If the spectral slope value is positive, the input voice is determined to be unvoiced, and the vocal cord sound source characteristics and phonation intensity of the input voice are normalized by subtracting the average of the voice spectrum from the voice spectrum. Due to this conversion effect, the power information of the input voice is completely lost. As a result, "ichi" may be mistakenly recognized as "ni" or "go" may be mistakenly recognized as "roku". FIG. 2 shows an example of a sound pattern sonagram for "ichi", "ni", "go", and "roku". In FIG. 2, the horizontal direction is the frequency axis, and the vertical direction is the time axis. In this way, due to spectral conversion, "ichi" and "ni", "go" and "roku" have very similar patterns, and the difference is the silent interval between "i" and "chi", and the pattern between "ro" and "ro". Although the silent section between "ku" is large, the power information is lost, so it may be misrecognized as a result.
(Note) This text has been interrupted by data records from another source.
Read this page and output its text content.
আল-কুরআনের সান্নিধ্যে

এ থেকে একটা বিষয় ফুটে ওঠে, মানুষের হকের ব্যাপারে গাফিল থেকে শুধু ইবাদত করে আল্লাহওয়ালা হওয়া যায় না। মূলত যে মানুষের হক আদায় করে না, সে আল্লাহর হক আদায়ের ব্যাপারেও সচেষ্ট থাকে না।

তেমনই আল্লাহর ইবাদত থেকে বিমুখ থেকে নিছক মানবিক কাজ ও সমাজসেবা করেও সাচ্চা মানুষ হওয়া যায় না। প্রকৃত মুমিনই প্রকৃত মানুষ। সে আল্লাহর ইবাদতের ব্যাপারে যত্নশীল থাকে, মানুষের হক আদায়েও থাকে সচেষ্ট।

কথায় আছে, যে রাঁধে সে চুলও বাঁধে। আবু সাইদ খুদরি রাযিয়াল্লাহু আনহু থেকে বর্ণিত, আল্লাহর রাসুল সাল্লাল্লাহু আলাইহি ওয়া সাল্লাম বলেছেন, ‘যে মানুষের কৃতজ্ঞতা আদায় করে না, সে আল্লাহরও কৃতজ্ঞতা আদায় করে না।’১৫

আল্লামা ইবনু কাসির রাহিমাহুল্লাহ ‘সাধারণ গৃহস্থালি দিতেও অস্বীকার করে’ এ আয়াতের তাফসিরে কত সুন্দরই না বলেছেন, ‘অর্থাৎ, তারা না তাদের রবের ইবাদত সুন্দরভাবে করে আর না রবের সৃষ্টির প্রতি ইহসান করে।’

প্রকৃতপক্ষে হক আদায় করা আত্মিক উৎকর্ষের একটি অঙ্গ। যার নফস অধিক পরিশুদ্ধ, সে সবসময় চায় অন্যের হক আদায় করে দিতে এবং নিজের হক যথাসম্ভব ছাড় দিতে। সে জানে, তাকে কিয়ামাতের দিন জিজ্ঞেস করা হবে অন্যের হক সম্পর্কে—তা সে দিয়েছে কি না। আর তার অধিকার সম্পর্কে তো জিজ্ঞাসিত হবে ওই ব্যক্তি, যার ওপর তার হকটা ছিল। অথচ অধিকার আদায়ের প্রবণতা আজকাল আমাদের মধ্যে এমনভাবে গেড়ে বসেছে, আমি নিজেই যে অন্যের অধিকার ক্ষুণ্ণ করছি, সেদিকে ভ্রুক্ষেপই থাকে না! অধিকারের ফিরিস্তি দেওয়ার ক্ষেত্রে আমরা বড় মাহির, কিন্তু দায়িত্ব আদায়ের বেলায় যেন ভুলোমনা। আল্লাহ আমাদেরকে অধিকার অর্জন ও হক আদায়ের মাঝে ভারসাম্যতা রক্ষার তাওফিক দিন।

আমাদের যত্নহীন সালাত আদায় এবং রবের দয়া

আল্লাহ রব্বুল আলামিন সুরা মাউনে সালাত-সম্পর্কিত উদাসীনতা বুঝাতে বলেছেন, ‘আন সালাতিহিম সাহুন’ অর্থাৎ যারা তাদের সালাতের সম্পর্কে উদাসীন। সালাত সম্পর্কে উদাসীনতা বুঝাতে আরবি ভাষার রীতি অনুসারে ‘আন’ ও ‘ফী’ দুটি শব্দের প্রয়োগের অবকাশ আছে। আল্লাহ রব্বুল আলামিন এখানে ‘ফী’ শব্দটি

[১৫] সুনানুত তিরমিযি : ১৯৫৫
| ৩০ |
Furthermore, even though voiced and unvoiced sounds are converted in very different ways, this information is lost, leading to misrecognition of "san" and "yon", or "ni" and "kiyuu". Misrecognition may occur. FIG. 3 shows examples of voice patterns for "san" and "yon" and "ni" and "kiyuu." In FIG. 3, the horizontal direction is the frequency axis, and the vertical direction is the time axis. In this way, as a result of the above conversion, "san" and "yon" and "ni" and "kiyuu" have very similar patterns, and the difference is that the first few frames of "san" are unvoiced, but "yon"'' is a voiced sound, and the leading class frame of ``kiyu'' is an unvoiced sound, but ``ni'' is a voiced sound, but the difference is very small, and due to the conversion effect described above, almost the same pattern As a result, it may be misrecognized. This 2
Misrecognition occurred due to two factors, and the recognition rate decreased. (Objective of the Invention) In order to solve these drawbacks, the present invention compares power patterns between a voice input and a standard voice and compares spectral slope value patterns between a voice input pattern and a standard pattern during dissimilarity calculation processing. This will be explained in detail below. (Structure of the Invention) FIG. 4 is a block diagram showing an example of a speech recognition device for implementing the present invention. In FIG. 4, 100 is an input terminal, and 200 is a frequency analysis section. 300 is a spectrum conversion unit, which includes a counter 301, a multiplication circuit 302, an addition circuit 303, a register 304, an addition circuit 305, and a register 30.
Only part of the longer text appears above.